Almost three million tickets will be available, which is more than any previous tournament organised by Uefa, with fans split across 10 stadiums with an average capacity of 58,000.
The host nations have proposed a “world class” stadia concept to Uefa which is “tailor-made” for the Euros. The five football associations are confident that the UK and Ireland having “excellent technical facilities and operational experience” will be a key draw to their bid.
There is a belief that they already have the infrastructure in place to host such an event making it a “low risk, high reward” venture that “will provide the platform for the biggest and most commercially successful” Euros ever.
Euro 2028 venues: The proposed host cities and stadiums
- London, Wembley Stadium (capacity: 90,652)
- Cardiff, National Stadium of Wales (73,952)
- London, Tottenham Hotspur Stadium (62,322)
- Manchester, City of Manchester Stadium (61,000)
- Liverpool, Everton Stadium (52,679)
- Newcastle, St James’ Park (52,305)
- Birmingham, Villa Park (52,190)
- Glasgow, Hampden Park (52,032)
- Dublin, Dublin Arena (51,711)
- Belfast, Casement Park (34,500)
The bid includes matches across England, Scotland, Wales, Northern Ireland and the Republic of Ireland, with more tickets available than for any previous European Championship finals.
Wembley, the Tottenham Hotspur Stadium, St James’ Park, Villa Park and Everton’s new stadium – which is still under construction – will all host matches in England, as will Manchester City’s Etihad Stadium, which has been preferred to Old Trafford.

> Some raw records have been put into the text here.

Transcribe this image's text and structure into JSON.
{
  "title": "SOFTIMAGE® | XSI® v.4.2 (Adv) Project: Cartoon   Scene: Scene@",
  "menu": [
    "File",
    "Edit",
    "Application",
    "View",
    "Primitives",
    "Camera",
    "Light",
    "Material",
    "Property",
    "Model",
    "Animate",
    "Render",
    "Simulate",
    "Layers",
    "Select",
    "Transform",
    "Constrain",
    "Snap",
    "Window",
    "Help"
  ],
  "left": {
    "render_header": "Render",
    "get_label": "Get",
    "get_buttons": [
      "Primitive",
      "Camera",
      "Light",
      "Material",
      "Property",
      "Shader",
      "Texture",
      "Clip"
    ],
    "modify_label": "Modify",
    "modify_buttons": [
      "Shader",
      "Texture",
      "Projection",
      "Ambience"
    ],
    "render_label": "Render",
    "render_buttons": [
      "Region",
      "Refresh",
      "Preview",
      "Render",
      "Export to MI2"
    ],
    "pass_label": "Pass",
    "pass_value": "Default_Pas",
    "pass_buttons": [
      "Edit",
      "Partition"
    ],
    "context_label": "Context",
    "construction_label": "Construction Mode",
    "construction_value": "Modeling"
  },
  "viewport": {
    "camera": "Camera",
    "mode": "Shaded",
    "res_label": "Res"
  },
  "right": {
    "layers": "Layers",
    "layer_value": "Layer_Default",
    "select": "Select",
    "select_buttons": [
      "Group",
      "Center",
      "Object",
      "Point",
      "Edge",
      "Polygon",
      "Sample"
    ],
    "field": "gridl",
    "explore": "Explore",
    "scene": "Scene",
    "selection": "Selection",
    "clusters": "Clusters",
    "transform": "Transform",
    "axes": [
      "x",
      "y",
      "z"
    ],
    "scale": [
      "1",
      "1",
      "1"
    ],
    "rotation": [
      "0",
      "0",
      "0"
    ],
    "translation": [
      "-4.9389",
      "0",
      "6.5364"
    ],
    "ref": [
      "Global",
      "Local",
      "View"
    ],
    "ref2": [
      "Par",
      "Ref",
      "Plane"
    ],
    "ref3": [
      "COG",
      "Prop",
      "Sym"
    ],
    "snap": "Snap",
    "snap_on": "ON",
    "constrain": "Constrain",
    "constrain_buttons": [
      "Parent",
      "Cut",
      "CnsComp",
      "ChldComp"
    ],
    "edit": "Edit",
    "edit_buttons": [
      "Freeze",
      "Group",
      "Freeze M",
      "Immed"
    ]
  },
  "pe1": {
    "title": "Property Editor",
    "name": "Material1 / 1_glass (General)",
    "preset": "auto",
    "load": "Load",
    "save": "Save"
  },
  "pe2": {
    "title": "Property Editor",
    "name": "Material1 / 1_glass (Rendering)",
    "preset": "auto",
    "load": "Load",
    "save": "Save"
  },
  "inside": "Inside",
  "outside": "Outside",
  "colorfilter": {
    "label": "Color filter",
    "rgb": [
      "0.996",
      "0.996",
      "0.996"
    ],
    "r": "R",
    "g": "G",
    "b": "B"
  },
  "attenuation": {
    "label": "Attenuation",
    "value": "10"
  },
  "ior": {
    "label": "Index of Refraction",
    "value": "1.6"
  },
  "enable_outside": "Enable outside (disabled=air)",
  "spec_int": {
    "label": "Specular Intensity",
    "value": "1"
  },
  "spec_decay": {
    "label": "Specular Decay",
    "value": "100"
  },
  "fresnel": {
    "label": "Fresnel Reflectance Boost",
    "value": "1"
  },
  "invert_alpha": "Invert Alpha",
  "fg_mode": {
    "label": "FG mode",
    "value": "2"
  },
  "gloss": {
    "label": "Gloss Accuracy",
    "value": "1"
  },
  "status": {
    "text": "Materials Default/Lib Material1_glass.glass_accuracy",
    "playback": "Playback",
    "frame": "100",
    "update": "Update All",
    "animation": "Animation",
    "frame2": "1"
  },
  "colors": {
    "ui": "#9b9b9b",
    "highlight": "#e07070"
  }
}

The Principality Stadium in Cardiff, Hampden Park in Glasgow, Dublin’s Aviva Stadium and Casement Park in Belfast – which requires building work – are the other venues being proposed in the bid.
The only competing bid has come from Turkey, who have put forward a proposal to host either Euro 2028 or Euro 2032, with the winning bid set to be announced by Uefa in September.
“Our pioneering five-way partnership will deliver a record-breaking and unforgettable Uefa Euro,” Debbie Hewitt, chair of UK and Ireland bid, said in a statement.
“We will work together tirelessly to be the best partners for Uefa and to deliver on every one of our shared priorities.
“We will focus on growing football, connecting with and engaging new fans, players and volunteers.
“We continue to invest £50m annually into grassroots football development across our five associations.
“Together, we want Uefa Euro 2028 to be the catalyst for a new and sustainable era for football, from the grassroots to the very top of the European game.”